Interesting about the ES team wanting to stop people embedding client nodes. Any idea what the motivation for that would be? Is that because they want to reserve that for their own development, or just that it is prone to problems they'd rather not have to deal with or provide support for?

  • Tim

Think about how much time you have spent with this JarHell problem. How
long would it take to transition to Maven? All of a sudden, the benefit of
transitioning can be quantified. That is how I would sell it to management.

The tools exist because there is a need. Management at my previous employer
did not understand why I was making a fuss about moving forward with new
tools and concepts, so I upgraded things without them knowing. :slight_smile: Ant to
Maven was one of them. Nowadays, I would use gradle (although some might
not agree with me).

The motivation is due to increase security measures. Elasticsearch can only
guarantee security is met if everything is launched within their container.
Once the startup process escapes their codebase, there are no more
guarantees. I have done some projects with embedded nodes and it is sad
that it is going away.

Ivan

Most of the answer can be found in the history of ES. kimchy (Shay Banon) had collected all Java sources into one giant project, producing one artifact. Note that still with ES 2.x, the codebase for server and client is the same.

I always found that design gives hard challenges. Server demands delicate pieces of protection and the history of ES is full of setbacks - see scripting, open TCP/IP ports by default, and such.

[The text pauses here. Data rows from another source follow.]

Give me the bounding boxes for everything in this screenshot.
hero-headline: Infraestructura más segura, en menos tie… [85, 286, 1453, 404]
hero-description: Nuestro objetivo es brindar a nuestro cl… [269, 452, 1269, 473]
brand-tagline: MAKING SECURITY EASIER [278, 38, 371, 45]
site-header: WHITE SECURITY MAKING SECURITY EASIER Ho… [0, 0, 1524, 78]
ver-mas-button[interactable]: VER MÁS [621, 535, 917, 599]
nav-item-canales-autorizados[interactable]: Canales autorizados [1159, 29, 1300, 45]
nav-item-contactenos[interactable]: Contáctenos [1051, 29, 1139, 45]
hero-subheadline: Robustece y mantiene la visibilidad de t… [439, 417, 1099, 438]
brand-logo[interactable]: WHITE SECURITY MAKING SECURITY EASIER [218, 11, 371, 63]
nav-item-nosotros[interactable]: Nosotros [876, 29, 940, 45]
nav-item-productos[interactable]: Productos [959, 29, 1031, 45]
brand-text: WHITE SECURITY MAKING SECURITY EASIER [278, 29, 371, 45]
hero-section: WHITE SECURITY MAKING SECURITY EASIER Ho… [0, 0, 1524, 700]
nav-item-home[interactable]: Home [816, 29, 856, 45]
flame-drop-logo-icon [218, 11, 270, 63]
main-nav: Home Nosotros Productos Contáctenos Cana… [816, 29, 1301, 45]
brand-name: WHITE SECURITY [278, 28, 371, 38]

Client code was never involved in that kind of setbacks. Running client code is simpler and less risky than a server, and the ES clients are friendly to developers (embeddable, extensible). ES intermingled both and that created conflicts to achieve the goals.

When ES turned into a product, the company was faced with severe security challenges and the pressure got suddenly high to deliver more robust code while still being compatible to existing applications.

I hope for the future there will still be an embeddable, extensible, self-contained client codebase, with an own development drive, separated from server side requirements. The current situation looks very transitional.

Ivan - yes, it'd be nice to be able to go to Maven or something better than we've got. Believe me, I have pushed for it and made many convincing arguments. But management are so afraid of losing ANY time at all such that some time might be lost in bug fixing and feature implementation, that they won't allocate the time for it.

We're still using CVS, for example, and this project is 5 years old. And we only recently went to building from Ant; before that, the deployment folks would build in their own copy of eclipse and hand-package up the WARs.

So you can see... we're in no way even in the 21st century in some regards. :-/

  • Tim

[quote="jprante, post:7, topic:42807, full:true"]

Most of the answer can be found in the history of ES. kimchy (Shay Banon) had collected all Java sources into one giant project, producing one artifact. Note that still with ES 2.x, the codebase for server and client is the same.

.....[/quote]

Thanks for the good explanation, jprante! I do hope they keep the embedding feature around, it's very useful in development. We don't use it in any situations off our development machines, and since I can always switch to running a server on my own machine, that's fine; for now, though, I've modified JarHell.java to ignore such errors, and that ignoring can be turned on and off via an app config property.

  • Tim

Tim,
Even by removing the jar hell check which throws an exception and terminates the program, were you able to bring you server (embedded Elastic) up? I too have same situation as yours (ant project etc.) and faced with same problem. I also modified the JarHell.java to let the classes load even if there are dupes, but I'm getting another set of exceptions (IncompatibleClassChangeError) where JVM is confusing same name (not identical) classes. Did you have this problem?